Learn from our challenges and triumphs as our talented engineering team offers insights for discussion and sharing.

How to Survive Wiping Your Database

Engineering

We use Ruby on Rails pretty heavily at LiveRamp, and we use Rails migrations to manage our database schemas. While Rails migrations are a great way to manage the schema for a single database, we have multiple production databases. Managing multiple schemas has been a bit of a pain point for us in the past, so we recently set out to create a tool that would help us run multiple sets of migrations from within a single project.

We ran into some minor difficulties at first. We had some old migrations that used the old naming scheme (they were numbered consecutively instead of using timestamps) and were mixed in with our newer migrations. Since we wanted our new tools to be able to assume that we were using the timestamp naming convention instead of the old consecutive numbering convention, we went back and renamed the old migrations. This seemed to work fine, and our new tools worked great when developing on our local machines.

About a week went by and everything was fine. Then, all of a sudden, our website went down. We started investigating, and we found that a bunch of important database tables were completely empty. It took a bit of digging around, but eventually we tracked the problem back to a migration that we had renamed a week earlier. Apparently this was the first time that we had tried to run rake db:migrate in production, and renaming the migration caused Rails to re-run it (since it now had a different number and looked like a brand new migration, even though it had already been run in the past). To complete the perfect storm, this particular migration happened to be copied from an old schema.rb, which meant that there were :force => true directives after each create_table. This meant that since this migration had already been run in the past, the tables were dropped and recreated.

Once we identified the problem, it was simply a matter of restoring the database from our backups. We ran into a few hiccups when trying to replay the database logs, but ultimately we got everything resolved.

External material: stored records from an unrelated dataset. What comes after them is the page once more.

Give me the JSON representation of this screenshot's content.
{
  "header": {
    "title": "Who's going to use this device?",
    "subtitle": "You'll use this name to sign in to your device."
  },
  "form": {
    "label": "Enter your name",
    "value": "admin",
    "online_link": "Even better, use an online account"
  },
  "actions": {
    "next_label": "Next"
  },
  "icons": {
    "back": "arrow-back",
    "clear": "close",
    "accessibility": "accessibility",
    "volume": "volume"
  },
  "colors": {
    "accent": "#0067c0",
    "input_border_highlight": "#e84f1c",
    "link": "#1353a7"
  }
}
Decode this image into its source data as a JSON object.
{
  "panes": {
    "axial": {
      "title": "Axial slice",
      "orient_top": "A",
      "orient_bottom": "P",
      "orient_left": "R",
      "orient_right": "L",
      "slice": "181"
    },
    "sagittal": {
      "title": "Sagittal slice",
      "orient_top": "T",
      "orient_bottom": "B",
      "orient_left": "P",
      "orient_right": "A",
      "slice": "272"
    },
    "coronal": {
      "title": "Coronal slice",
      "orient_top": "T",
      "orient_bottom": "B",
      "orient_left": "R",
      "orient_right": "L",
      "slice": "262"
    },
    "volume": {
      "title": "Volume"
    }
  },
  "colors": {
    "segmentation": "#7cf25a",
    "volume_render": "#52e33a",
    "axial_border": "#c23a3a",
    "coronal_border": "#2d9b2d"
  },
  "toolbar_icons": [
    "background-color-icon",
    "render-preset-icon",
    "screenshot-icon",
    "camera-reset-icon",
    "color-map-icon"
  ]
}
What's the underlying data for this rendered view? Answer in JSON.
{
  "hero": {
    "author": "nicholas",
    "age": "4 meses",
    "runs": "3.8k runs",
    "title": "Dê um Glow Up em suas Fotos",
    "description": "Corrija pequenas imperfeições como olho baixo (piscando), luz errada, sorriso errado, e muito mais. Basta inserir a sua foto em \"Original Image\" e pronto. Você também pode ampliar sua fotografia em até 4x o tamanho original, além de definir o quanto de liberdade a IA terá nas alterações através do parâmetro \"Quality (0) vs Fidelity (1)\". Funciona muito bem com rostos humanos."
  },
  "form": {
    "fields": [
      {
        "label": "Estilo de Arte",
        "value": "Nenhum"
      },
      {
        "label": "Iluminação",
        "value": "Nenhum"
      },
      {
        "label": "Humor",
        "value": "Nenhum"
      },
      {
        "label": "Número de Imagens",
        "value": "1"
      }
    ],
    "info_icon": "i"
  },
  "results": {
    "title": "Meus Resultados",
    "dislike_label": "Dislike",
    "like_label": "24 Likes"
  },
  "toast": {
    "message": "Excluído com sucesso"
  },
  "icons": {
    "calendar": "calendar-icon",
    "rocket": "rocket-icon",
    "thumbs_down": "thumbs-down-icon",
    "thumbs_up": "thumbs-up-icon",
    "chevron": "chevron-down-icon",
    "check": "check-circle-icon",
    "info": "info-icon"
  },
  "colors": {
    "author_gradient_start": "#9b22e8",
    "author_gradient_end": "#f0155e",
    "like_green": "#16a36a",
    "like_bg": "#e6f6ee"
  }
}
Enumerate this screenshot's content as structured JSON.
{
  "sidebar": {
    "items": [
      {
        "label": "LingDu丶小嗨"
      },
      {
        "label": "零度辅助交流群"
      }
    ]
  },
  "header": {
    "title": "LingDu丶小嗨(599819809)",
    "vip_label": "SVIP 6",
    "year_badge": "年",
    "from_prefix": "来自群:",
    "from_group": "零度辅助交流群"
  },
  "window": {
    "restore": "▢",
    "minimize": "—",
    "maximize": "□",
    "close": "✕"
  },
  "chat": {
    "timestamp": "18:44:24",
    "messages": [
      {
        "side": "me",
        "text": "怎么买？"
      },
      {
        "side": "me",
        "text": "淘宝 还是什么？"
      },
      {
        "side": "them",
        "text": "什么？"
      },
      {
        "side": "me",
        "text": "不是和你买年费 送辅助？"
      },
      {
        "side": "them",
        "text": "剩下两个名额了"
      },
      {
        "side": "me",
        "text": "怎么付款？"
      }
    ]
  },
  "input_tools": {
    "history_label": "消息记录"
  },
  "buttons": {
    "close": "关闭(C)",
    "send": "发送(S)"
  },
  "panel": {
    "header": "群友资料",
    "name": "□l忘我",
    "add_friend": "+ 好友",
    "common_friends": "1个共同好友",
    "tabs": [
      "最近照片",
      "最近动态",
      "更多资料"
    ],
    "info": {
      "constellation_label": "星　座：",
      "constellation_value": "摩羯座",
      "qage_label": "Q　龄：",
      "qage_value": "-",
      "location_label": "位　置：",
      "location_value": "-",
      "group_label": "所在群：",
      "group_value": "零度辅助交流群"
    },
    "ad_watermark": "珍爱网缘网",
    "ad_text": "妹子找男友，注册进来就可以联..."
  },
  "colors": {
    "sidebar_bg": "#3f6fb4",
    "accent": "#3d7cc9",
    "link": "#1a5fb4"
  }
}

While it seemed like a fiasco at the time, we learned a number of valuable lessons from this incident.

  1. Editing old migrations — particularly renaming them — is bad. Just don’t do it.
  2. Back up your databases. Seriously.
  3. Want to be sure something like this never happens? Take “drop table” permissions away from the user that you use to run migrations. Dropping tables is a cleanup task that can be done (carefully) by administrators.